Nesset’s fellow chucker Larry White said he was counting on the ice, having advantageous experience with frozen turkeys on linoleum.
“It’s kind of like bowing,” he said. “Turkeys are 9 to 16 pounds. You can get good at it.”
Their team of five was made up of professors and a PhD student from the University of Buffalo, who flocked to Port Dalhousie with Nesset. A library and information sciences teacher, she lives in both Buffalo and Port Dalhousie with her husband, who was on a rival team Sunday.
She vowed The Mother Cluckers will be back next year, having invested $6.50 each in chicken hats they bought via the Internet.
They weren’t the only ones to display colourful gear.
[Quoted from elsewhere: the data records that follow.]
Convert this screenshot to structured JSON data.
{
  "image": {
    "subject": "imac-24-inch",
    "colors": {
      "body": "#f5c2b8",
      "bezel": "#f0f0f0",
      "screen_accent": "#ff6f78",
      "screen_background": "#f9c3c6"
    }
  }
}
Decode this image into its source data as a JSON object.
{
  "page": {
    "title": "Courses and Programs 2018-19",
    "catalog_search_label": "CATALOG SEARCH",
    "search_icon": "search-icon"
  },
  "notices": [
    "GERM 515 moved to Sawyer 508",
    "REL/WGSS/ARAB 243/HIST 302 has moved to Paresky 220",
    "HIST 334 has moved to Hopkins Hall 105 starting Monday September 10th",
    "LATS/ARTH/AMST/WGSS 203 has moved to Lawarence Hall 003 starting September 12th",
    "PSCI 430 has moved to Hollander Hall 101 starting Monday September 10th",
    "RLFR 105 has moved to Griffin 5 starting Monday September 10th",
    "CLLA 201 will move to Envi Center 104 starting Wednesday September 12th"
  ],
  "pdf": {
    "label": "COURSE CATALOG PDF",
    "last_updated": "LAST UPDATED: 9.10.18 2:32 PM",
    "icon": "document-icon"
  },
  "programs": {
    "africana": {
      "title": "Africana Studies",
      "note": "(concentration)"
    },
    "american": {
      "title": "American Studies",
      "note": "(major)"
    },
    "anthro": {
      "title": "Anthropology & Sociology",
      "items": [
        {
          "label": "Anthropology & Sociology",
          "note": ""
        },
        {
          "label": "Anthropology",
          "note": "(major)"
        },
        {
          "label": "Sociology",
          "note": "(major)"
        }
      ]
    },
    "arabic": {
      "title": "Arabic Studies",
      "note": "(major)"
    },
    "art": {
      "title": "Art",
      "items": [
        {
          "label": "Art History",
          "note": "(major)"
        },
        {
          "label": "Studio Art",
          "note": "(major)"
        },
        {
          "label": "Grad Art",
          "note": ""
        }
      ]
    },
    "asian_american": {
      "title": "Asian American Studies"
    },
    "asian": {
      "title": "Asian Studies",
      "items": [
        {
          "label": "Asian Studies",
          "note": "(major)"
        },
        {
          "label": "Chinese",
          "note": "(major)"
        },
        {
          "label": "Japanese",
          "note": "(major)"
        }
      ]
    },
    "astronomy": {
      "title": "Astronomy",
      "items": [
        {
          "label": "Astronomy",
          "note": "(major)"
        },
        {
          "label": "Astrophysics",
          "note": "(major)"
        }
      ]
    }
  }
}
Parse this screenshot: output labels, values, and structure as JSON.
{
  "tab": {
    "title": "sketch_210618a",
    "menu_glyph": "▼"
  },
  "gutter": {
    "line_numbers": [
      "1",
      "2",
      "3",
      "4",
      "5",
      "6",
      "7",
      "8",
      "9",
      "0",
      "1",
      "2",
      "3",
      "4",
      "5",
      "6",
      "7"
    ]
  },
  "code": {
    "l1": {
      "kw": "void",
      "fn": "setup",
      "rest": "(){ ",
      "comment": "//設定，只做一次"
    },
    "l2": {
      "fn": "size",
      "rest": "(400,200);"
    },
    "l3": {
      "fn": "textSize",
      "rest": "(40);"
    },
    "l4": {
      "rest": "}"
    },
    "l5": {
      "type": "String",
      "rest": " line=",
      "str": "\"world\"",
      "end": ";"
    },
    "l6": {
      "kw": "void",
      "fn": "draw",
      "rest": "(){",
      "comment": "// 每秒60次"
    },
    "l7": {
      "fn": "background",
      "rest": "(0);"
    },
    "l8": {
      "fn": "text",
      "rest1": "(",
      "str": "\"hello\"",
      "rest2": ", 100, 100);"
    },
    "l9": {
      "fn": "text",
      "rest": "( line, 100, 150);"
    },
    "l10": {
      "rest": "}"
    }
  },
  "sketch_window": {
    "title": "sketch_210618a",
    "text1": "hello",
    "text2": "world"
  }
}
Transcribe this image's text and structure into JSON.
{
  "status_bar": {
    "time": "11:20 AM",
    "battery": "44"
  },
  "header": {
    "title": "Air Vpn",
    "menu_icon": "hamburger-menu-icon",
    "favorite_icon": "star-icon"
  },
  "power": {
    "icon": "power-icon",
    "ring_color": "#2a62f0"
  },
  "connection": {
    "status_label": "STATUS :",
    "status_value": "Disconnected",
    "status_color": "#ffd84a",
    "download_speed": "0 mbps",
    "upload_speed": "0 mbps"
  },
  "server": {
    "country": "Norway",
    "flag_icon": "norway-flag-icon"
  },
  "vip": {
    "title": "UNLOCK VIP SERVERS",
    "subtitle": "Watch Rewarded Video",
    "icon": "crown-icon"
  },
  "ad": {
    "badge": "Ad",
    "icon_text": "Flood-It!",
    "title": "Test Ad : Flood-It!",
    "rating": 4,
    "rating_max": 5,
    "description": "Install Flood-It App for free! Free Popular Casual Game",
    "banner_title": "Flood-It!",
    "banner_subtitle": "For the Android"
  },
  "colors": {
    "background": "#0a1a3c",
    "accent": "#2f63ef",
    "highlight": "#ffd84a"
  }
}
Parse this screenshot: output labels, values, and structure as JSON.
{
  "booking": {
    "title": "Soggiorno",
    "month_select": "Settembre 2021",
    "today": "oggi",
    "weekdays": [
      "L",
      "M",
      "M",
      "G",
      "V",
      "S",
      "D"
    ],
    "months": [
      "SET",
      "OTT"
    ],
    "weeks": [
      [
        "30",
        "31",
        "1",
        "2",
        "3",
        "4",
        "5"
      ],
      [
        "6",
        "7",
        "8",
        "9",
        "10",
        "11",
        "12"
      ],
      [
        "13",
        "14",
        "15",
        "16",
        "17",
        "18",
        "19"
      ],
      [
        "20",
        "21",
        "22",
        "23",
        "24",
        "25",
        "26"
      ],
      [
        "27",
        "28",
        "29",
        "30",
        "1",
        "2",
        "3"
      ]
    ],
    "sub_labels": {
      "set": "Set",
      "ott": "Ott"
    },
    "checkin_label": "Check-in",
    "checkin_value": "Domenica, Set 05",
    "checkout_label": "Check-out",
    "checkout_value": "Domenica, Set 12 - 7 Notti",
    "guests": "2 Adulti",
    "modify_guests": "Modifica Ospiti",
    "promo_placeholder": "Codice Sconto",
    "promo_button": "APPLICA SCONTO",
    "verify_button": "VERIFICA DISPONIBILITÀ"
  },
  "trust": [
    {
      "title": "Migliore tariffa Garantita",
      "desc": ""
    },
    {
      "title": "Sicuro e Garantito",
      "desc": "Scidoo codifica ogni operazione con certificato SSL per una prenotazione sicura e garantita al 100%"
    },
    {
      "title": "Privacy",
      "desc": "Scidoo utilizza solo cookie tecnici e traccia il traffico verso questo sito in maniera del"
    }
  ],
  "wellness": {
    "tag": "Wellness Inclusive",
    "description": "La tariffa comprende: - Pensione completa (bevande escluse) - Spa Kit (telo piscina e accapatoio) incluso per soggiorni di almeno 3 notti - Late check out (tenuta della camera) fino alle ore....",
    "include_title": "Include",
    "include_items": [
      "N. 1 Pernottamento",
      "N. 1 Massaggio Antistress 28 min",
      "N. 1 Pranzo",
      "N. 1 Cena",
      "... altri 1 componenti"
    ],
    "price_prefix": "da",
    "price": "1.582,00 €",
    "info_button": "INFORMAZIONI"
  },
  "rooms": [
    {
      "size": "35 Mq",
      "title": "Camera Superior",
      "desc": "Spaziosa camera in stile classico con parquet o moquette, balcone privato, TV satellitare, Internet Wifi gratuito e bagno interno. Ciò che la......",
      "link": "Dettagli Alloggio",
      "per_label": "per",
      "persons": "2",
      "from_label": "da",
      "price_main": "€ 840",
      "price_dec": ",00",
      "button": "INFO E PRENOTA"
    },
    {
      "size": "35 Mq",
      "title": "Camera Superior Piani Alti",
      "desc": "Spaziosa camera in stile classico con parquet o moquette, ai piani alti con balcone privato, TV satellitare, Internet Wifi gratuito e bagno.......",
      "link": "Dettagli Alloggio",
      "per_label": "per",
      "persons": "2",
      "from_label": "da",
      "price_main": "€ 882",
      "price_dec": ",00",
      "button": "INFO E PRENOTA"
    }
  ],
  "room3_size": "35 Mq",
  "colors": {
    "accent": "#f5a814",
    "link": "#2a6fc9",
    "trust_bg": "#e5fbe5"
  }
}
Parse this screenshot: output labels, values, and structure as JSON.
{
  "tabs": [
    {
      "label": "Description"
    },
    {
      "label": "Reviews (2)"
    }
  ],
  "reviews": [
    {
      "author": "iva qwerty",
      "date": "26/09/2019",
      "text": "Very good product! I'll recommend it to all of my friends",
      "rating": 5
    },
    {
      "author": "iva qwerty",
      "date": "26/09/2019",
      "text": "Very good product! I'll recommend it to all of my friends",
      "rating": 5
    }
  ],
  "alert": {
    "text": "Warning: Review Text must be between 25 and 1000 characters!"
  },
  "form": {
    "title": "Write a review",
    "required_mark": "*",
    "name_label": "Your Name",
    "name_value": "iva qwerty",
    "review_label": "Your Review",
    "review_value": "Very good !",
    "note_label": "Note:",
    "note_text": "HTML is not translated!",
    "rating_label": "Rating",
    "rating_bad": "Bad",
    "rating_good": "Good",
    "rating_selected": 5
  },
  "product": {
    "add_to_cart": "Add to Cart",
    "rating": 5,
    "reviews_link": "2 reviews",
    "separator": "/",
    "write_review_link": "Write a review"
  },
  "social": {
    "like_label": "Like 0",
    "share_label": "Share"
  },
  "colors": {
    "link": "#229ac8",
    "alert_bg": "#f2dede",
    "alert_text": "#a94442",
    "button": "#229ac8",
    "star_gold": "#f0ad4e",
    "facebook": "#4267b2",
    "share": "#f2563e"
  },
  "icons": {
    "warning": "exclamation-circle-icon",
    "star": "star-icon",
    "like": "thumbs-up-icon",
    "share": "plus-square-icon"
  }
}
Others wore raccoon tails, rubber chicken hats and Scottish kilts.
Dave Prentice, owner of the Kilt and Clover pub that co-ordinates the event, said 26 teams were out Sunday in Lakeside Park, with the $80 entry fee per team being donated to charity.
“It’s going to be quite significant for Hospice Niagara,” Prentice said. “It’s no chicken scratch.”
It was the 12th year for International Chicken Chuckin’, though not the first without ice. Prentice shudders to think of the 2004 tourney, which was held in rain and mud.
“It was 10 degrees and the chickens were melting. It was awful.”
In order to avoid that fowl occurrence this year, 16 rubber chicken dog toys were purchased from a pet store, though Prentice admitted they were actually ducks.
Ducks wearing purple bikinis.
No matter the feather, or weather, nothing could have kept longtime chucker Michael Kearns from the event.
“It would have taken no less than an act of God to keep me from here,” said Kearns, of the team That Episode of Who’s The Boss Where Tony Sees Angela Naked in the Shower.
Kearns joked he bathed in Swiss Chalet sauce and meditated in a chicken coop before catching his flight from Calgary for the event.
The team was the chicken chuckin’ champion in 2006 and a semi-finalists in 2007.
But with the new duck chuck this year, their previous ice time counted for little. It was anybody’s game.
And the Buffalo team, White said, had a professor of anthropology on its side.
“She was able to study the long and ancient tradition of chicken chuckin’.”